Obinna Chima  with agency report

The federal government yesterday expressed optimism that it would sell Eurobond worth around $1 billion to be issued before the end of the year.

The Minister of Finance, Kemi Adeosun who spoke on the move, also disclosed that the government was in the process of appointing managers for the sale.

The Eurobond is part of Nigeria’s plans to borrow a total of N1.8 trillion ($5.8 billion) from abroad and at home to fund an expected budget deficit of N2.2 trillion this year.

“We are appointing parties this week, we are hoping to come before the end of the year,” Adeosun told Reuters at the sidelines of an investment conference at the London Stock Exchange. She gave no details.

“We have headroom and we are very fortunate in that regard, we have very low debt to GDP ratio,” she told the conference.

Adeosun informed her audience that Nigeria had started a journey, which would take its economy from being dependent on oil as a primary commodity, to a more productive economy.

She recently said the Nigerian economy had moved from spending 90 per cent of its budget on recurrent items and only 10 per cent on capital expenditure, to 70 per cent on recurrent expenditure and 30 per cent on capital expenditure.

“From the numbers that we have done, the infrastructure gap that we face, even if we devote our budget for the next three years, it is not enough, so we’ve got to look for creative ways to mobilise additional capital.

“We started of course with spending our own money (pension funds) because we think, of course, that the first thing we have to do is to re-establish some benchmarks, some ability to deliver on roads, on rails, on basic infrastructure,” she said.

According to her, Nigeria’s long-term plan is to mobilise private capital.

“We think the narrative around who pays for infrastructure is a very important one in Africa. I say that because at the moment, if you don’t have infrastructure, you are going to pay anyway. If you spend six hours on a journey that should take you an hour, you’ve paid.
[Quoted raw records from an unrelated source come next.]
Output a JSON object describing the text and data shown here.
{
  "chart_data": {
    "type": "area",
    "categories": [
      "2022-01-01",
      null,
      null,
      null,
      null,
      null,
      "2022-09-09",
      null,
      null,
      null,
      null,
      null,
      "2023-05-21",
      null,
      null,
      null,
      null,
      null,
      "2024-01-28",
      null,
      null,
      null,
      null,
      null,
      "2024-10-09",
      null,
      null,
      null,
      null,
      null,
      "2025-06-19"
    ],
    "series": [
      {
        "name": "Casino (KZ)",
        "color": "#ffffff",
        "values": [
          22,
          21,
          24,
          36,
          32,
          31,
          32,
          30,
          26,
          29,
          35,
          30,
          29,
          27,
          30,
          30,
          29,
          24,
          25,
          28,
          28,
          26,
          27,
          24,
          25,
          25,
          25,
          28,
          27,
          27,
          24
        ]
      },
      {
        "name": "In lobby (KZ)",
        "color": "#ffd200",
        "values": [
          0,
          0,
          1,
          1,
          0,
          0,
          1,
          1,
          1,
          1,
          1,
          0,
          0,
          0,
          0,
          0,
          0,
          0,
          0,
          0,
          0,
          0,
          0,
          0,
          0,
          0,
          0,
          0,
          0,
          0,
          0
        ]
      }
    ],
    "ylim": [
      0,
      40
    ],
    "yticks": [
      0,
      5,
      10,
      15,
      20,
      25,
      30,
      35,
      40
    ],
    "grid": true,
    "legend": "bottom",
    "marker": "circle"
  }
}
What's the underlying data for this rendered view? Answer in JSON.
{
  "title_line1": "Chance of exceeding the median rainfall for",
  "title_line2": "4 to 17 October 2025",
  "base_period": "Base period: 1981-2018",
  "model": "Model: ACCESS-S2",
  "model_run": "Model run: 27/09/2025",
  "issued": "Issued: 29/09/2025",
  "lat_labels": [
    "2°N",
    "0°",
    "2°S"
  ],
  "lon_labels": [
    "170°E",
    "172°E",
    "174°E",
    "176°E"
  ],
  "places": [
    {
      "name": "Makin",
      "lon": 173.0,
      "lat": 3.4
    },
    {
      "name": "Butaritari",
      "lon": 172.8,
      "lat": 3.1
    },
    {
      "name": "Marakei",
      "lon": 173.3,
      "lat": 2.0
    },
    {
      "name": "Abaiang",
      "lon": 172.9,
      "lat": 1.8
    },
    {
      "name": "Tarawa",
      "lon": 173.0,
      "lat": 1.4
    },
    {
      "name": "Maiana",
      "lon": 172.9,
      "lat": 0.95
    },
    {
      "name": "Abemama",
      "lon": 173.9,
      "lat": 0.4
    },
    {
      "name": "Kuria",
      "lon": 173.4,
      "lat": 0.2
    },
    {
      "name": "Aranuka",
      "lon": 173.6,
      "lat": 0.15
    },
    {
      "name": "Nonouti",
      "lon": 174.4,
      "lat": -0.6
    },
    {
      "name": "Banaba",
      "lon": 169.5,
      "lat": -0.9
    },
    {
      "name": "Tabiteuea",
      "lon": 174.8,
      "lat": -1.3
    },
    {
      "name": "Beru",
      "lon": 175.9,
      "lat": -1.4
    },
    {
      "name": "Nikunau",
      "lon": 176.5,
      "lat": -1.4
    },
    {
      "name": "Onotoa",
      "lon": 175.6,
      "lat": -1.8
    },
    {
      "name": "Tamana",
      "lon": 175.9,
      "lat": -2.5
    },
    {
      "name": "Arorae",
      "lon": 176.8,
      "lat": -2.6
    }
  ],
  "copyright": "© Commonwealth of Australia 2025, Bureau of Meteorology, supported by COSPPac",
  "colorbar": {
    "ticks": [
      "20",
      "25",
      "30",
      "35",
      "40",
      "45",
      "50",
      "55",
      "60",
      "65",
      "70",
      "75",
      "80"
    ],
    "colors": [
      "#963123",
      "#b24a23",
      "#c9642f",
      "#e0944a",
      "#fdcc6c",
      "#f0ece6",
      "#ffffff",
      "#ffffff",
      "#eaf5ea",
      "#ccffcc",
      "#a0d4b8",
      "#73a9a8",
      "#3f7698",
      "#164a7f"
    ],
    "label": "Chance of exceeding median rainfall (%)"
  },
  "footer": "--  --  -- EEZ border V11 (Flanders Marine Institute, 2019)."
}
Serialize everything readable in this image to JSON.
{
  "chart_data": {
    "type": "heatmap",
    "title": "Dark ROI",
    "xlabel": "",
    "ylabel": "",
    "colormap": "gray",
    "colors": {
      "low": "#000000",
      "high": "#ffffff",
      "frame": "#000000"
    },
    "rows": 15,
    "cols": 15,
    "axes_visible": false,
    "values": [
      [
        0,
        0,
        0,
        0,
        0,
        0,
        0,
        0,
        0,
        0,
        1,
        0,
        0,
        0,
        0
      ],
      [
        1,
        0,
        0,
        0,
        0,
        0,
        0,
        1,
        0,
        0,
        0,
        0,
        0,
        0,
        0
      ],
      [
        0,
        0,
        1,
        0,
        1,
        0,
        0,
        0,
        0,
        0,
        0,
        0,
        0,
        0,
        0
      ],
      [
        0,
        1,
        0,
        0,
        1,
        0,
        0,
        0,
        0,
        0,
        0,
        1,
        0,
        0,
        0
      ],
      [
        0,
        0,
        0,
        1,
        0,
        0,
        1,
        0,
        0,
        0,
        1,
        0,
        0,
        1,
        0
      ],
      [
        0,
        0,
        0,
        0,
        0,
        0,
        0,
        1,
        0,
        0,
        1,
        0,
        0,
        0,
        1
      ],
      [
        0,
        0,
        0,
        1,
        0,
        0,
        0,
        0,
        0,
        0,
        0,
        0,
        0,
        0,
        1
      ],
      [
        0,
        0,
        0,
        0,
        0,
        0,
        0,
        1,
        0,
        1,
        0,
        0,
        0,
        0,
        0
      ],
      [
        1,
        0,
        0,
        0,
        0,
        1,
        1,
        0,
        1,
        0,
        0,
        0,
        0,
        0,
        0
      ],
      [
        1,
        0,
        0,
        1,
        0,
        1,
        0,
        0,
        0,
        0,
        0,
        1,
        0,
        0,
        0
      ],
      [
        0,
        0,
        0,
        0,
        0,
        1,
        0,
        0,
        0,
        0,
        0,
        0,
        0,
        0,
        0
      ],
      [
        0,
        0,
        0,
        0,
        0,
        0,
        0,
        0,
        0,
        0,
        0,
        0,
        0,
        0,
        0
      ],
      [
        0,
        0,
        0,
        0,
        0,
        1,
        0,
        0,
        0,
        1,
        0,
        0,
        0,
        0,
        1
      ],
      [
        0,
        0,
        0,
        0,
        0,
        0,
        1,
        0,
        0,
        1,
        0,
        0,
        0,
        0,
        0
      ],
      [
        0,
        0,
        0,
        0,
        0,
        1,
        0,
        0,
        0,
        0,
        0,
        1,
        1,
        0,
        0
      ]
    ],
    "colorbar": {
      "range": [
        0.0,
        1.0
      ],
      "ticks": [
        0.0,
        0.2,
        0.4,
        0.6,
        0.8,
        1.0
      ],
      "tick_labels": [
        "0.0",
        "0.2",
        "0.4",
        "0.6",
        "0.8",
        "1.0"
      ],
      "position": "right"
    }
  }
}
“So we are hungry for infrastructure. We’ve got 170 million people who don’t have power in sufficient quantities, we don’t have a rail system, we don’t have a road structure, we believe that if we solve these infrastructure challenges, the entire productivity chain — agriculture, solid minerals, manufacturing, our unemployment problems — could all be solved.

“Our population is young; we have to provide a standard of living that keeps young vibrant Africans in Africa, because we think that is very important for eliminating poverty,” the minister stated.

Adeosun also said the government had spent N770 billion on capital expenditure since President Muhammadu Buhari signed the 2016 budget in May.

Nigeria’s economy has slipped into recession for the first time in 25 years, brought on by low oil prices that have cut government revenues and weakened the OPEC member’s currency and a lack of clear policy direction that put investors on the edge. Crude oil sales make up 70 percent of national income.

The African Development Bank has said it would help Nigeria to overcome its recession. The lender’s board is expected to grant a $1 billion loan at a rate of around 1.2 per cent, which Nigeria could use to help plug its deficit.